No dia em que a Rússia invadiu a Ucrânia, Miguel Esteves Cardoso (MEC) escreveu uma crónica no jornal Público. Logo no título, dizia o essencial sobre o começo da guerra: É Muito Simples.
E era. No texto, também curto, MEC dizia que a Rússia é grande, demasiado poderosa e fora ela que invadira a Ucrânia, que é mais pequena e não invadiu a Rússia. Eis o ponto de partida que não oferece possibilidades de réplica.
Daí, o cronista, e bem, ter concluído: “Complique-se o que se quiser complicar, a questão da Ucrânia é muito simples e exige de nós uma resposta igualmente simples: estar totalmente do lado da Ucrânia…”
É certo que MEC prolongou aquela frase com “… e totalmente contra a Rússia.” Mas eu quero ser ainda mais simples do que o É Muito Simples do MEC. Os governantes da Rússia, nesta história, não merecem ser nem a parte má de uma equação. Merecem, tão-só, que se saiba o que eles cometeram: o começo da guerra. Sabendo nós que eles sabiam o que faziam.
Guerra começada, começou o que era de prever. Guerra é sobre matar pessoas.
Literalmente, ou pior do que isso. É enlutar famílias, esburacar os prédios da cidade, perder vizinhos, ver amigos partir, impedir o trabalho, queimar as colheitas, fechar as escolas, destruturar as comunidades, potenciar ao infinito os azares, fazer em pó memórias e hábitos. Guerra é medo e caos. Fábrica de almas mortas.
É ser bebé, em 1941, com a sua cidade de Kiev ocupada pelos alemães – bombardeada, arrasada e esfomeada. Dir-se-á que um bebé não se deu conta. Errado, deu. Em 2022, é ser a mesma pessoa, ainda em Kiev, mas velha 81 anos, e o mesmo destino, acamada e a ouvir bombas russas. E dar-se conta, e talvez sentir culpa, porque a filha não fugiu, como os vizinhos, porque cuida dela. Guerra é colocar uma vida nesse começo e fim.
Balelas, a vida eterna! O epitáfio daquela mulher é este: “1941-2022, Kiev. Duas guerras”.
Num documentário, do passado dia 10, tinha a invasão duas semanas, o repórter da BBC estava nas imediações da cidade ucraniana de Carcóvia. Acompanhava soldados ucranianos até à linha da frente dos invasores, a poucas centenas de metros. Era noite, mostraram-nos prédios destruídos e ouviam-se explosões, que a televisão já nos ensinou serem surdas e alarmarem os automóveis estacionados.

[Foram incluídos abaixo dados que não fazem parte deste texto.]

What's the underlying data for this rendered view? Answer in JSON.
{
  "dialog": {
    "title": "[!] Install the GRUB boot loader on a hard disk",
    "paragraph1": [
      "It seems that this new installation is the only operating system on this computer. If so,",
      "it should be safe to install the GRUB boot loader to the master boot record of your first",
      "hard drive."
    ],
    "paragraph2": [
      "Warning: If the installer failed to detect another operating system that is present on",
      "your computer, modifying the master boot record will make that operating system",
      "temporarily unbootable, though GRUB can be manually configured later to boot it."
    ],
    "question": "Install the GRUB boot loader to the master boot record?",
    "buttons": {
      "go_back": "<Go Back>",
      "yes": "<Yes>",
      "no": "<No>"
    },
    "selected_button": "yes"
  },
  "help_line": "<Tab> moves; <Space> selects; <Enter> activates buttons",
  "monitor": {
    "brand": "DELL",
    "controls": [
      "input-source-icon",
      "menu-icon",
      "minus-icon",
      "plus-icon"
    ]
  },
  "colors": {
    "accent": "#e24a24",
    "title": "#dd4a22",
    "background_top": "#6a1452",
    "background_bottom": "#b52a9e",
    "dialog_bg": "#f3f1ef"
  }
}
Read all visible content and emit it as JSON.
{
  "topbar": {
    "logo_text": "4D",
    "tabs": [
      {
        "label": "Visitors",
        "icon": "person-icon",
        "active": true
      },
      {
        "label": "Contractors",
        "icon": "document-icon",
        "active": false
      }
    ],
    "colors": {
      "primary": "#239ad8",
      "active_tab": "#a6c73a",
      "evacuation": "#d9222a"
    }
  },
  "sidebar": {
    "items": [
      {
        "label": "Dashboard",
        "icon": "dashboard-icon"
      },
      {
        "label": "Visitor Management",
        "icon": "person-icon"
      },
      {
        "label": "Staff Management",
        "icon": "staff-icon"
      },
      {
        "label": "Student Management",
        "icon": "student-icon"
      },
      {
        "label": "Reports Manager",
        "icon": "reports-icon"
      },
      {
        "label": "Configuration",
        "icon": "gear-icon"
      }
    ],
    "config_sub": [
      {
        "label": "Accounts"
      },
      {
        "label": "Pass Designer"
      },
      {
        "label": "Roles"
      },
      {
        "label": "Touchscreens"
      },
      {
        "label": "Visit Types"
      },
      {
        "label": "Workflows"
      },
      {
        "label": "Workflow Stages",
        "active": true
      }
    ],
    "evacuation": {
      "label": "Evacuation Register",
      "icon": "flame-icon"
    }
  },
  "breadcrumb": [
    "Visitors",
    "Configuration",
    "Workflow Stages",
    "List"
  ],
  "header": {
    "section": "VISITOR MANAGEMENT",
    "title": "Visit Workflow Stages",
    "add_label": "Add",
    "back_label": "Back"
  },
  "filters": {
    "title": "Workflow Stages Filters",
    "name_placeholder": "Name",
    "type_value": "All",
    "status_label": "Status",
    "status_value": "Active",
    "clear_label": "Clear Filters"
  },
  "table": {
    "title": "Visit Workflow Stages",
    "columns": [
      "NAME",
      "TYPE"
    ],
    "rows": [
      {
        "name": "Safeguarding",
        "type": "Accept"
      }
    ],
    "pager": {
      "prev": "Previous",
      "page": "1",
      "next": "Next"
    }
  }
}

Negro cerrado cortado por lanternas. Os raros civis que ousavam a noite das ruas já aprenderam a obediência cega: quando alumiados, não esperavam a ordem, logo ajoelhavam e abriam os braços para os soldados revistarem.
A patrulha e a equipa da BBC meteram-se à estrada. Os faróis mostravam o asfalto e as bermas de neve. Então, à direita, na mesma direção que levava o carro, caminhava um vulto. Uma mulher, de costas e com um saco de plástico em cada mão.
O carro parou e no plano seguinte viu-se a cara da mulher. Por prudência com o destino dela, ou porque sim, a câmara focou-lhe só a boca. “Alina, 76 anos”, informou-nos o jornalista da BBC. Alina estava enregelada, o nariz pingava e estava confusa. Saíam-lhe sons entrecortados, esgotados. Alma morta.
Quem começou esta guerra sabia que, algures no guião da vida real, iria aparecer uma velha, caminhando curvada e só, na berma de uma estrada de inverno e de noite escura, nos arredores de uma qualquer cidade invadida. No sofá, eu estava totalmente com Alina. Eu sabia, sem dúvida, quem começou esta guerra – mas que importava eu ter razão? Eu estava derrotado.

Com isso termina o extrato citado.